The problem comes when you don't know your customer very well or you have a very broad definition. This leads to a situation where you are guessing about what is really valuable or you're trying to please too many types of people. As a result, it's very hard to create focus and make good tradeoffs.
2. Increase your understanding of what drives value.
Many companies have defined a core customer, but they fail to truly understand what drives value for them. Many times, I see companies making wild guesses in the hope of creating value. Worse is when they think they know what the customer wants but haven't validated their assumption, so they get it wrong.
Talking to customers is good for insights and data gathering but it's not as good for validation. Customers will often tell you they want something they end up not liking or that they would never use something they end up loving. Instead, give customers prototypes and samples and watch what they do. This is why A/B testing is so powerful and used so often. Far better to have customers choose between two options and then talk abstractly about a product or service they haven't experienced.
3. Take an iterative approach to delivery.
If you're building bridges and skyscrapers, you need an extensive plan that lays out all of the workflows and dependencies. These types of tasks can be managed on a budget and schedule since we can detail the work and quantify the risks quite well.
However, in most businesses, innovation is a bleeding-edge endeavor. This means that the final product is fundamentally not well-defined and the work to be done will almost certainly shift as customer needs and desires are uncovered. This requires a more flexible approach to planning.
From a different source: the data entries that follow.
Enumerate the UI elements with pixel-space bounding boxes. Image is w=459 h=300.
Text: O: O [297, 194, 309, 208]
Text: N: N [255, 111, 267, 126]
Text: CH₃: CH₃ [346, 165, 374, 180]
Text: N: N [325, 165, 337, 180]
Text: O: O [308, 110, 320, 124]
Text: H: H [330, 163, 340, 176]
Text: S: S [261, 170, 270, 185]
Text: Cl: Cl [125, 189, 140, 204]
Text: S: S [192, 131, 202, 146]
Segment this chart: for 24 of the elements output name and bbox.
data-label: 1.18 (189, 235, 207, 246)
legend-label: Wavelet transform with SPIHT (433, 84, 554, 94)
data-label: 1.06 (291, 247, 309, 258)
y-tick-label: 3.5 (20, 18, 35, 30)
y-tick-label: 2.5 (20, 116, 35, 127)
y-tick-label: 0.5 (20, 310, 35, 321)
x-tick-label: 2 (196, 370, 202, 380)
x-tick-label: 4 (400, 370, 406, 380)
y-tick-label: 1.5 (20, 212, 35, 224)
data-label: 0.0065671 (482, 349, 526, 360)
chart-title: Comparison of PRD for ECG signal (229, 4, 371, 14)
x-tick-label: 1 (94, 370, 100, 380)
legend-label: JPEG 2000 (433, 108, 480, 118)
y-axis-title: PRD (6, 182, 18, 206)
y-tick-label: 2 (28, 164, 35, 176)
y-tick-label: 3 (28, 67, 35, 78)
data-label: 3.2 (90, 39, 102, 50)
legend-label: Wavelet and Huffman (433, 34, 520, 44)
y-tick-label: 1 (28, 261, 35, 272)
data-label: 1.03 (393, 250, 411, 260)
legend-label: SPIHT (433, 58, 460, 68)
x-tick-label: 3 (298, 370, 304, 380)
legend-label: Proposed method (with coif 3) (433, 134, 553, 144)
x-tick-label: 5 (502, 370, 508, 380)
Lean/Agile embraces changing requirements by focusing on short iterations in which the primary focus is learning and evolving the value you are creating for your customers.
4. Focus on integrated, self-managed teams.
In traditional project planning, you can lay out the work to be done and divide it among specialists who work independently. However, because innovation work shifts and evolves as you learn, it's impossible to fully anticipate the resources you will need and how they will be deployed.
For Lean/Agile projects, create small self-managed teams who have all of the capabilities and expertise the project will likely need. Cross-train so members can flex according to the needs of any one iteration, and let them figure out the best way to organize themselves to do the work efficiently.
5. Develop a culture of continuous improvement.
One of the hardest, but also the most impactful, shifts companies need to make is in their thinking around failure. Most companies strive to avoid failure and often create cultures in which failure is severely punished. They focus on blame and consequences to drive behavior and performance. In a Lean/Agile culture, failure is a tool for learning and not something to be avoided.
That's not to say that all failure is good. You want your failure to come with a healthy dose of learning and validation. But if your culture sees failure as something to be avoided at all costs, rather than as a process for learning and experimenting, then you will have a difficult time adopting a Lean/Agile mindset.
The good news is that it's not hard to start any of these practices and see early gains quickly. The bad news is that mastery is an elusive target. The companies that do the best job with these realize that they can always do better and constantly strive to achieve higher levels of proficiency. For them, agility is a way of being, not a goal.